Quand des profs imaginent la réforme du collège...

Najat Vallaud-Belkacem présente mercredi 11 mars en conseil des ministres les grands axes de sa réforme du collège, sujet sensible par excellence, sur lequel nombre de ses prédécesseurs se sont cassé le nez. On est allé demander leur avis à quatre enseignants, jeunes et très engagés, quasi tous issus de l’éducation prioritaire. La ministre risque d’avoir du boulot pour convaincre et répondre à toutes les attentes.

Nicolas Mousset, 30 ans, est prof de maths au collège [RRS] Gabriel Péri d’Aubervilliers (Seine Saint Denis). Militant au SNES, il est mobilisé avec les 4 autres collèges de la ville pour protester contre la réforme de l’éducation prioritaire. Les trois établissements REP + voient leur moyens stagner. Ce qui signifie, avec la « pondération » pour les profs, qu’il faudra couper des heures d’enseignement. Inacceptable pur Nicolas Mousset dont le collège, en REP, préserve ses moyens. « Si je juge la réforme à partir des fuites, je sens une entourloupe. On va donner une marge d’autonomie aux collèges qui décideront des 20% de leurs dotations horaires. Or on a déjà eu des marges. Mais avec la RGPP (la révision générale des politiques publiques sous Sarkozy, ndlr), on a gratté toutes les heures qui dépassaient les horaires légaux. Résultat : on va devoir les baisser avec l’autonomie qu’on veut nous redonner.

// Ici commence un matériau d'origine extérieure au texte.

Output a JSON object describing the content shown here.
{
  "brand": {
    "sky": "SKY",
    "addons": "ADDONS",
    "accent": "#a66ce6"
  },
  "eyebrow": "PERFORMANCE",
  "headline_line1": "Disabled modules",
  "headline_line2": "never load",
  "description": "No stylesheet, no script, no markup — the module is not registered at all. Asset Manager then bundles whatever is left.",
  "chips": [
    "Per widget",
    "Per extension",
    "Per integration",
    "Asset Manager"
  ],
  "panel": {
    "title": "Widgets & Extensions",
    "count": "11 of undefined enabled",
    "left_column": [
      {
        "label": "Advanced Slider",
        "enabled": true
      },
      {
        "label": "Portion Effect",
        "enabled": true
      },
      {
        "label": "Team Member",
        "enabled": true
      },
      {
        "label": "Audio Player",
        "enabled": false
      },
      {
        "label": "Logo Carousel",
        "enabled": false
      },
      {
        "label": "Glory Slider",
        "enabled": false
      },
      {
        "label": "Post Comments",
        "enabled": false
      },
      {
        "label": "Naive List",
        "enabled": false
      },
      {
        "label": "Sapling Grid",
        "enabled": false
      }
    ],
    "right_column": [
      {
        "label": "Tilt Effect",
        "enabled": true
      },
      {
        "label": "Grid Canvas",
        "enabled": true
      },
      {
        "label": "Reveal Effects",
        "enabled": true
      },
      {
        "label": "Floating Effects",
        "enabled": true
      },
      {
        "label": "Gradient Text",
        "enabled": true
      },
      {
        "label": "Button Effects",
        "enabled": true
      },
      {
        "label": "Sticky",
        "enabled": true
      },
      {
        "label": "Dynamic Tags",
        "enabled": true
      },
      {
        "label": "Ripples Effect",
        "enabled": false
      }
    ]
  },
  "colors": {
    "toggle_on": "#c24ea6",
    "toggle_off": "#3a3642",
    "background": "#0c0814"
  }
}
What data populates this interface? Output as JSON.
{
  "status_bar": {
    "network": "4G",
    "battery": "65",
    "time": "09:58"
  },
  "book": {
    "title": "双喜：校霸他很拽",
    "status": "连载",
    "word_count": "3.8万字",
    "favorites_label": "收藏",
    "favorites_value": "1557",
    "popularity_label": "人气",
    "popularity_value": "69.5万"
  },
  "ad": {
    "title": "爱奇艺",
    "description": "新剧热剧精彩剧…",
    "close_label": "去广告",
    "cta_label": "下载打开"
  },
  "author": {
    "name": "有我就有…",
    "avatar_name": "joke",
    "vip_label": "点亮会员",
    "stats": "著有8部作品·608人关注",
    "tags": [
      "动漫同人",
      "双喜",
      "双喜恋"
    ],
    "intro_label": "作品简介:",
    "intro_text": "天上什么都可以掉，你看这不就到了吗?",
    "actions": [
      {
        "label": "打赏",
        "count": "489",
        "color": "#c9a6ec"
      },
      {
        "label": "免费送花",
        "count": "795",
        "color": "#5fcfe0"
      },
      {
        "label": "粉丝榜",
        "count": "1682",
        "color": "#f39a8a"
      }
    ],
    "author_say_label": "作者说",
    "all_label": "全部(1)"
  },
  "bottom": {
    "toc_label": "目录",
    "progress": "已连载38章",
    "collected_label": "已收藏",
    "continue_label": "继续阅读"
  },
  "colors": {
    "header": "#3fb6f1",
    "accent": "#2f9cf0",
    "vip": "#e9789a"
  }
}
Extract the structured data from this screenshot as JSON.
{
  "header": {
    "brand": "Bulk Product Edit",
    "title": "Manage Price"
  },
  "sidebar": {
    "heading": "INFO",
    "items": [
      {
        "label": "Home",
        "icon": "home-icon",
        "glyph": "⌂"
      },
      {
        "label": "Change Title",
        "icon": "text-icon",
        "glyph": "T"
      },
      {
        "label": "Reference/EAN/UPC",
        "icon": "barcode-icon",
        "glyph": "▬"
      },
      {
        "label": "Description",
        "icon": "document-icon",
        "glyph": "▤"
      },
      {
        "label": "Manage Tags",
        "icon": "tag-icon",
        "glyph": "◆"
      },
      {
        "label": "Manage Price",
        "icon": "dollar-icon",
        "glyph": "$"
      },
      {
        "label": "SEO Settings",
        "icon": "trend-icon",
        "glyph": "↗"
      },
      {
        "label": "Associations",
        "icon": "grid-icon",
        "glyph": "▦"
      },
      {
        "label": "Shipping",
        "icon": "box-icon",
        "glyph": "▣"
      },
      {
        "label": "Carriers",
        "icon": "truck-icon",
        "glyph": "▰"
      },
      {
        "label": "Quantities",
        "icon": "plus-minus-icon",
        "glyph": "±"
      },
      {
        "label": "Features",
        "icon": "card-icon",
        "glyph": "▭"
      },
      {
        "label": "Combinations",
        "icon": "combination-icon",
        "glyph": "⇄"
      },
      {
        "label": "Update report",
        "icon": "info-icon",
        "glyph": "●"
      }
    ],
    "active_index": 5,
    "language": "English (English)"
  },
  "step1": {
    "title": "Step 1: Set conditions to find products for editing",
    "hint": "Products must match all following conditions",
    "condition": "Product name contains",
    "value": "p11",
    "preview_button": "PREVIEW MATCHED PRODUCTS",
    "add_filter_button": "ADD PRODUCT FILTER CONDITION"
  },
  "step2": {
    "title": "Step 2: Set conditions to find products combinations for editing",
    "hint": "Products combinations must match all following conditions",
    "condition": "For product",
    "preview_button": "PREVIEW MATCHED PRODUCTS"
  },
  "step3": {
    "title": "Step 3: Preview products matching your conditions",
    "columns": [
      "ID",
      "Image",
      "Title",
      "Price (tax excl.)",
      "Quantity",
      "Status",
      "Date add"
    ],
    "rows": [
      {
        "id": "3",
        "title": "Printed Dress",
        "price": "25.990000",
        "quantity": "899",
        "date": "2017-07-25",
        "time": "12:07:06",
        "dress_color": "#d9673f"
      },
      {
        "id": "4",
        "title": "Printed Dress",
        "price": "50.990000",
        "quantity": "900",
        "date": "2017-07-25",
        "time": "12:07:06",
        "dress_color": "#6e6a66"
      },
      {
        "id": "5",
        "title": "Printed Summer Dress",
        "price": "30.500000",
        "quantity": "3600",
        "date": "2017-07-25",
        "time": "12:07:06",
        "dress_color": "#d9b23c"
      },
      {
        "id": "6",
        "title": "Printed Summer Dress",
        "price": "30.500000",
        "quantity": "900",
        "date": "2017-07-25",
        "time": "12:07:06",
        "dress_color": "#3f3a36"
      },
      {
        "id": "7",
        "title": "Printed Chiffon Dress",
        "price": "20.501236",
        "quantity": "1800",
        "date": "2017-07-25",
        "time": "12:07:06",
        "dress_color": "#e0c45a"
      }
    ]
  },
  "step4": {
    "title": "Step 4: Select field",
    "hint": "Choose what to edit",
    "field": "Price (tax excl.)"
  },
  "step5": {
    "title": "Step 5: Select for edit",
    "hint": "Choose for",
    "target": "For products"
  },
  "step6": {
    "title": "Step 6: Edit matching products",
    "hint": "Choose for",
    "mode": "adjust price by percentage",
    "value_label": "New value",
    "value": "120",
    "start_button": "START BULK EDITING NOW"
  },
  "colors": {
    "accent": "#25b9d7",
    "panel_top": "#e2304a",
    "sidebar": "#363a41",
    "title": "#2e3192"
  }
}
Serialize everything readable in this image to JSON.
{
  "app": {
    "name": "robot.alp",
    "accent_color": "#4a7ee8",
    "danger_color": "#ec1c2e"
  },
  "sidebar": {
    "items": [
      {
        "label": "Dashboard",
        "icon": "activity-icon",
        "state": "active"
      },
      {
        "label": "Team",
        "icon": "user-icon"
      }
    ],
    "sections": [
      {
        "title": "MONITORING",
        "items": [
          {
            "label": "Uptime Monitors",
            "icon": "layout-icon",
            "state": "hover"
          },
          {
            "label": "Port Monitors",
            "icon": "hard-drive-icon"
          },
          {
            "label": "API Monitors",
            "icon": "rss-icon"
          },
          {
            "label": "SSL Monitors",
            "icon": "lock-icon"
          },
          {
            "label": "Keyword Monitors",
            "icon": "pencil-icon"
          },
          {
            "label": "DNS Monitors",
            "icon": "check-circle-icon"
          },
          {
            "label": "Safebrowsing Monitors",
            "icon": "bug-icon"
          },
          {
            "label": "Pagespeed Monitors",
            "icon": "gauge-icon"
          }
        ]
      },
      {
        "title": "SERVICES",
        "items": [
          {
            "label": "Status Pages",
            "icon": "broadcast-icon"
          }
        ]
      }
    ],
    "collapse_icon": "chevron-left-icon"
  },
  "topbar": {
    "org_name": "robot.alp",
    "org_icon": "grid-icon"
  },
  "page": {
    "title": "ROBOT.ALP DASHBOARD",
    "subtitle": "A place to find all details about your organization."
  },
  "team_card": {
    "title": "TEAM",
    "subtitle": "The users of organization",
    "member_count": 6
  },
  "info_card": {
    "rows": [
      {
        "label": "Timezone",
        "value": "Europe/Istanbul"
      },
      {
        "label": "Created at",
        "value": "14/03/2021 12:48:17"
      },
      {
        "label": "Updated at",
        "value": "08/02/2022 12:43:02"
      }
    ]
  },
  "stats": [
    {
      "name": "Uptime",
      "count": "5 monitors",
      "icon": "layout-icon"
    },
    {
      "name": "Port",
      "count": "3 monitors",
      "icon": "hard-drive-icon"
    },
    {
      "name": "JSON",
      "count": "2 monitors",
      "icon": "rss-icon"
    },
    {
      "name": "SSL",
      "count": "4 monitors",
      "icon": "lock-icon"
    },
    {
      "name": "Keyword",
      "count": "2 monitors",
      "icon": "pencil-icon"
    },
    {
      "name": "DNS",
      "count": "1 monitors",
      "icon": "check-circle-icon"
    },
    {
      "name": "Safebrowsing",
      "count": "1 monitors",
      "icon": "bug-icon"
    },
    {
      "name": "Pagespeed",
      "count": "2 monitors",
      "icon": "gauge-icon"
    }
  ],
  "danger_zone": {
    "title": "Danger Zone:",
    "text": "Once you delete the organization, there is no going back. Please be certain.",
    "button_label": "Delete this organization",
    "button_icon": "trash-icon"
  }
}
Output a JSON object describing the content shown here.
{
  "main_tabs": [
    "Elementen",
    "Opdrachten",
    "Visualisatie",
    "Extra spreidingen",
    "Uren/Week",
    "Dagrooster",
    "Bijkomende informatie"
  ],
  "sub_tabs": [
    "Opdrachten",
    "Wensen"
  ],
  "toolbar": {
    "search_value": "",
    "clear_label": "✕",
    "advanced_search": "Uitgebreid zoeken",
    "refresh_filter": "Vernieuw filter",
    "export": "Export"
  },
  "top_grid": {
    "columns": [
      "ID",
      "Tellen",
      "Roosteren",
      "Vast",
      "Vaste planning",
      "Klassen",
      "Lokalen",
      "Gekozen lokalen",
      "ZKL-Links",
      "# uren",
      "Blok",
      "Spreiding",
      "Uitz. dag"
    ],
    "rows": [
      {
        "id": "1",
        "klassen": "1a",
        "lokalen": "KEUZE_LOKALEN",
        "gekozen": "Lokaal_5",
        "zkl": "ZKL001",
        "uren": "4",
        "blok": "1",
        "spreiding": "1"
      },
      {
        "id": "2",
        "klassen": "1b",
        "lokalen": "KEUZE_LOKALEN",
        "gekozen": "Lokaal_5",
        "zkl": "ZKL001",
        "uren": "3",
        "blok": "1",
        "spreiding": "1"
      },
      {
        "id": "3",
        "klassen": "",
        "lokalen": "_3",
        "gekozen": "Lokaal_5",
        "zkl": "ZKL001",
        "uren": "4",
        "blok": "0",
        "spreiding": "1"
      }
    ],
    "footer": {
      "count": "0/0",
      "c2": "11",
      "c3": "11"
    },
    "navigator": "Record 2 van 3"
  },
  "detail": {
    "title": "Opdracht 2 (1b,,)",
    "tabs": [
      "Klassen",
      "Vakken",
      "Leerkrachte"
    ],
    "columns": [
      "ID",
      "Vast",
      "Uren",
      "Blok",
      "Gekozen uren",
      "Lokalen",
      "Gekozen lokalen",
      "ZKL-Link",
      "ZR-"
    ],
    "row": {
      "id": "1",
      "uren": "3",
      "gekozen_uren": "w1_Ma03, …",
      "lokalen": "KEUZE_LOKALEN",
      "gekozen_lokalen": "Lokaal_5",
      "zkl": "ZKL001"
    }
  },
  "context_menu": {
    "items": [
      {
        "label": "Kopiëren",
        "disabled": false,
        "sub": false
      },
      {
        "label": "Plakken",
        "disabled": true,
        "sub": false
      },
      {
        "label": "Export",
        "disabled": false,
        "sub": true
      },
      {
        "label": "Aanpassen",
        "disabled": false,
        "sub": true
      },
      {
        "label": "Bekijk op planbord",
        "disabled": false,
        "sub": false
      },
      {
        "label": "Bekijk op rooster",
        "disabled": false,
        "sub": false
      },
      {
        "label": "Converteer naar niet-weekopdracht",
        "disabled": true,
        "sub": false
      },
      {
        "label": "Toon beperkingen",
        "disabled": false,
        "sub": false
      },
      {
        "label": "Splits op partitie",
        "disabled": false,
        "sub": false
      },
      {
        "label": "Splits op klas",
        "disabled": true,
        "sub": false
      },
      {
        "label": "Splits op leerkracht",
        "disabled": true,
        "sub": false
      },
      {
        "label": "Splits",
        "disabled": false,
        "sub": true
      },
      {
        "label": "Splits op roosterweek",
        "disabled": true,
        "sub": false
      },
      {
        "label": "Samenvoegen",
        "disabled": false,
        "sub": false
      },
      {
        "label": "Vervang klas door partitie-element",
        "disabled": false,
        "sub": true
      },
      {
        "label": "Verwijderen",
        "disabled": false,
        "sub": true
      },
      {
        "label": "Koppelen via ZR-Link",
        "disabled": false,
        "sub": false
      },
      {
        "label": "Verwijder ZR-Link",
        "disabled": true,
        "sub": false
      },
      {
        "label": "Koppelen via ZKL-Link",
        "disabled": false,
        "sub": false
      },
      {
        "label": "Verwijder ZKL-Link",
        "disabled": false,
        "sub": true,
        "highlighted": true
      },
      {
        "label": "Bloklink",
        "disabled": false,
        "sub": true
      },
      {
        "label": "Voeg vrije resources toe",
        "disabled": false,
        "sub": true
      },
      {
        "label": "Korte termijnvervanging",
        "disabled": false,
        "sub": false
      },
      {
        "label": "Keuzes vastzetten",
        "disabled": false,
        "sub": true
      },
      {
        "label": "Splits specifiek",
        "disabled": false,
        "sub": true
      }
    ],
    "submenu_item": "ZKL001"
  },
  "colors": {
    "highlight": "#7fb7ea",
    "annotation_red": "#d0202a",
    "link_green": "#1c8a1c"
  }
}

Derrière, c’est le collège unique qui est ébranlé : dans nos établissements, on risque d’avoir une forte pression pour se concentrer sur le socle commun, tandis que dans ceux plus favorisés, l’accent sera mis sur l’ouverture culturelle et sur les enseignements d’exploration. Personnellement, je serais pour un collège polytechnique avec des enseignements généraux, technos et pros pour tous. Je trouve violent de demander à un élève de réfléchir à son orientation pro à 12 ans, alors qu’un bon élève n’aura jamais touché un piston dans un moteur. Il faut aussi plus de démocratie pour les élèves. Par ailleurs, au risque de paraître syndicaliste au ras des pâquerettes, il y a la question des moyens. J’ai 4 à 5 élèves dans ma classe qui ont besoin qu’on leur explique à part durant un quart d’heure. Et quand on peut le faire, ils raccrochent. Mais pour ça, il faudrait être 20 par classe au lieu de 24. Sans cela, on a l’impression de faire du tri social alors qu’on vise l’émancipation. D’ailleurs, on vous dit dans ces collèges : si vous en faites réussir un, c’est déjà très bien… »

Nathalie Nioloux, 28 ans, est prof d’anglais au collège Elsa Triolet de Saint Denis (Seine-Saint-Denis), en REP +. L’équipe a écrit à la ministre pour réclamer des postes, notamment pour encadrer les élèves après une succession d’incidents. Elle va être reçue le 17 mars au Rectorat. « Je viens d’un collège classique. Titularisée cette année, j’ai été nommée dans cet établissement difficile. On a une bonne équipe, jeune, dynamique, qui fait plein de projets. On expérimente par exemple une classe sans notes. Mais on manque de postes. On réclame notamment un troisième CPE pour faire de la prévention. Il n’y a pas que ça. Il faut de l’équipement. Dans les textes, on nous demande de faire de la pédagogie différenciée. Mais on n’en n’a pas les moyens. Dans mon ancien collège, j’arrivais à faire travailler mes élèves par groupes de compétences. J’en mettais quelques-uns devant des ordinateurs pour travailler l’oral, d’autres devant des revues pour la compréhension, d’autres encore faisaient de l’écrit. Là, je ne peux pas. Il n’y pas assez d’ordinateurs. Je dois en mettre trois devant un écran.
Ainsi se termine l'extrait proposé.